Falsafah “Urip Iku Urup” sebagai Way of Life


Saat ini, semua orang berlomba-lomba hidup enak, tetapi lupa untuk hidup "menyala". Arus perubahan zaman meniscayakan perubahan gaya hidup masyarakat. Perubahan itu menjadikan masyarakat seakan tak peduli dan merasa tak perlu mempertimbangkan kehidupan sosial mereka karena sudah mampu memenuhi kebutuhan pribadi masing-masing. Padahal, sebagai makhluk sosial, manusia seharusnya memberi warna dan cahaya pada lingkungan sekitarnya, dan tidak terjebak dalam "kegelapan" serta egosentrisme.

Tanpa banyak yang disadari, persoalan egosentrisme ini bermula dari lingkup paling kecil, yaitu diri sendiri. Munculnya egosentrisme berasal dari keinginan setiap individu untuk tampil, dilihat, dan diperhatikan oleh sekitarnya. Setiap individu berpotensi terjangkit egosentrisme. Oleh karena itu, kesadaran dalam menafsirkan kehidupan perlu dimiliki oleh setiap pribadi agar ia mengerti bahwa kehidupan yang dijalani tidak sekadar berpusat pada dirinya, melainkan juga atas kontribusi pihak lain.

Hidup akan terasa kurang jikalau hanya berbicara tentang diri sendiri. Hidup yang sejati adalah ketika kita bisa “menyala”, yaitu ketika aksi dan kebaikan kita ikut menerangi orang di sekitar, ikut mencerahkan hati orang lain, ikut memanusiakan sesama. Maka, hidup yang “menyala” ialah di mana kita dapat mencari ruang untuk berbagi kepedulian, bukan untuk menerima kepedulian orang lain saja. Hidup itu bukan hanya mengambil, melainkan juga memberi. Bukan hanya memiliki, tetapi juga mengalir.

Sudahkah kita bertanya terhadap nurani kita? Apakah kita sudah menerangi (memberi kontribusi), atau justru hadir sebagai kegelapan yang butuh diterangi? Sebab, jika kita pun hidup dalam ego, nafsu individualism, dan menutup diri (kegelapan), maka kita tidak akan menjadi sumber penerang. Namun, jika kita "menyala", meskipun sedikit, itu cukup untuk menjadi titik terang saat simpati dapat dibagi dan empati dapat dirasakan, dan rasa peduli tumbuh anatarsesama.

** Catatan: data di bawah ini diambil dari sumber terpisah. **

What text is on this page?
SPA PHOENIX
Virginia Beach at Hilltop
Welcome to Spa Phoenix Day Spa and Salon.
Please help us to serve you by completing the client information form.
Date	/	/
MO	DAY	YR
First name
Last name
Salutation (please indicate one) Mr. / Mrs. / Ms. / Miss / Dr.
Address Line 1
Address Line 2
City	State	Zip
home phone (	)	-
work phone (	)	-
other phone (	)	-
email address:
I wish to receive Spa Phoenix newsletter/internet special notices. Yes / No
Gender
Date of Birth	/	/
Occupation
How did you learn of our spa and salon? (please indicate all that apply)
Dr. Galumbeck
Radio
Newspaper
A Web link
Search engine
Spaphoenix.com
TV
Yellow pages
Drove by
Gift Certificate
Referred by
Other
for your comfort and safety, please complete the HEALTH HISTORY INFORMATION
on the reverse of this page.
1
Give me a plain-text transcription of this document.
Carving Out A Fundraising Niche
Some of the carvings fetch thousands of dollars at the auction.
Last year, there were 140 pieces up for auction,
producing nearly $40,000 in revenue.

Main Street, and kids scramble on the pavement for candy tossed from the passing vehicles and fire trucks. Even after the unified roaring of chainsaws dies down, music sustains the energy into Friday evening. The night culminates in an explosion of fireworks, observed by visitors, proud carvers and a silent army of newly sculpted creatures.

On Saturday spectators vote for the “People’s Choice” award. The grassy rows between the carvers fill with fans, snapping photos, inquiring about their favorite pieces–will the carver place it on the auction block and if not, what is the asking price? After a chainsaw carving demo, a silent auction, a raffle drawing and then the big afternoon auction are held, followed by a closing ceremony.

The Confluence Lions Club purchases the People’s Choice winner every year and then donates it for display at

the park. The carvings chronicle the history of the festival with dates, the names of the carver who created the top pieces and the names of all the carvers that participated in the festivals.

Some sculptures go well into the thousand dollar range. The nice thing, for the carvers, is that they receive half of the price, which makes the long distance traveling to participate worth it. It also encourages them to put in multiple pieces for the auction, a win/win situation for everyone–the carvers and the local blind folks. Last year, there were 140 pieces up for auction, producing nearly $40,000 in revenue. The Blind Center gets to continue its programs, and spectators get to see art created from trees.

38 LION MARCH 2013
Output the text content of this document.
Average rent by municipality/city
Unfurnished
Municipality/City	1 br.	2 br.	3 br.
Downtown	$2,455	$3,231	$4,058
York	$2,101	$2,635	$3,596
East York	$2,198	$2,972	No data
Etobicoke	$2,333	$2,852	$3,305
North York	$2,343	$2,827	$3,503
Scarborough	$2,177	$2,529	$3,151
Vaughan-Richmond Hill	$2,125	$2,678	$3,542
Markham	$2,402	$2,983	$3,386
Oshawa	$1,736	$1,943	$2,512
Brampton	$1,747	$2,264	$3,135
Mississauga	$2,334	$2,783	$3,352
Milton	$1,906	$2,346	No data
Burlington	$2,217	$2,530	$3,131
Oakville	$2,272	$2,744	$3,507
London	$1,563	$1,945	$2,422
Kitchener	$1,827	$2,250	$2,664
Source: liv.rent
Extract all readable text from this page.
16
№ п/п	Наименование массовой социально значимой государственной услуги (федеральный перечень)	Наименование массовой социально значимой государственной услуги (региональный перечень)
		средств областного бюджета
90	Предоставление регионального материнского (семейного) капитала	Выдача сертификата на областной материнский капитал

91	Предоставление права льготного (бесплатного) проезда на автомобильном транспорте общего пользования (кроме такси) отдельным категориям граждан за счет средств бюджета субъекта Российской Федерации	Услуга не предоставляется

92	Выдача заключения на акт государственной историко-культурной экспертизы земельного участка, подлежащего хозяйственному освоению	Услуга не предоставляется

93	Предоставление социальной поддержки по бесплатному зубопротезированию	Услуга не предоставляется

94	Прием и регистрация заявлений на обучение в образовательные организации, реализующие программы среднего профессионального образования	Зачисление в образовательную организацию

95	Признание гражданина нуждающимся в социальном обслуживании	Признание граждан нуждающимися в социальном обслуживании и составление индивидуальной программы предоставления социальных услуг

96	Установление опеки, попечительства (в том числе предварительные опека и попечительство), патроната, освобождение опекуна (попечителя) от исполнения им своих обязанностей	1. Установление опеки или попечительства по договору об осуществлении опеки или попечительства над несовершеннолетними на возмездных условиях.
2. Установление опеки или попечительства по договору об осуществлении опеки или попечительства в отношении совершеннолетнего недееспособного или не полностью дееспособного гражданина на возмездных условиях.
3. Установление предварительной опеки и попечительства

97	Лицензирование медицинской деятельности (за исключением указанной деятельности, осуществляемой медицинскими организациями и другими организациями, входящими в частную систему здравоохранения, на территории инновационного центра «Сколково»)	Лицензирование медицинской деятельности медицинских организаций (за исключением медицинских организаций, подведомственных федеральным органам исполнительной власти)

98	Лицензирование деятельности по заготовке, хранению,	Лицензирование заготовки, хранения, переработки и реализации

Egosentrisme dapat tumbuh pada siapa pun apabila seseorang belum memahami hakikat kehidupan dan tidak memiliki falsafah hidup sebagai pegangannya. Karena setiap manusia memiliki potensi terjangkit egosentrisme, maka memastikan diri agar tidak terjebak dalam lubang nafsu (kegelapan) itu merupakan langkah menuju diri yang “menyala” dan bermanfaat bagi sekitar. Persoalan ini mengingatkanku pada sebuah falsafah Jawa berbunyi “Urip Iku Urup”. Falsafah yang terasa sangat dekat apabila membahas bagaimana menciptakan suatu kehidupan yang bermanfaat. Falsafah yang umum terdengar, tetapi banyak yang telah meninggalkannya. Padahal, maknanya begitu dalam dan mengakar.

“Urip Iku Urup” bukan sekadar metafora puitis, tetapi panggilan moral bahwa hidup bukan hanya tentang diri sendiri, tetapi juga tentang orang lain. Budaya dan adat istiadat Jawa sering kali mengajarkan nilai kebermanfaatan mulai dari kegiatan yang bercorak sosial. Kegiatan tersebut didasari atas semangat kebersamaan dan rasa kepedulian antarsesama dan berbagi kebahagiaan. Hal tersebut menjadikan falsafah ini mengakar dalam kehidupan masyarakat Indonesia, khususnya masyarakat Jawa, dan tercermin melalui kehidupan sosial mereka. Bahkan, hingga saat ini masih dijadikan sebagai way of life.

"Urip Iku Urup" yang memiliki arti hidup itu menyala perlu pemaknaan lebih jauh untuk mendapatkan makna yang lebih lengkap. Emha Ainun Nadjib atau yang sering disapa Cak Nun, seorang budayawan dan cendekiawan, beliau memiliki tafsiran tersendiri terhadap makna falsafah tersebut. Menurutnya, di zaman ini, orang-orang lebih berminat mengajari generasinya dengan bebas memilih, diajari untuk menjadi diri sendiri, tetapi mereka tidak dikenalkan makna 'diri' itu yang mana, yang bagaimana, seperti apa, berapa luas dimensinya, berapa banyak layer-layer abstraksinya, dari mana dan mau ke mana, apa tujuannya, apa bekalnya.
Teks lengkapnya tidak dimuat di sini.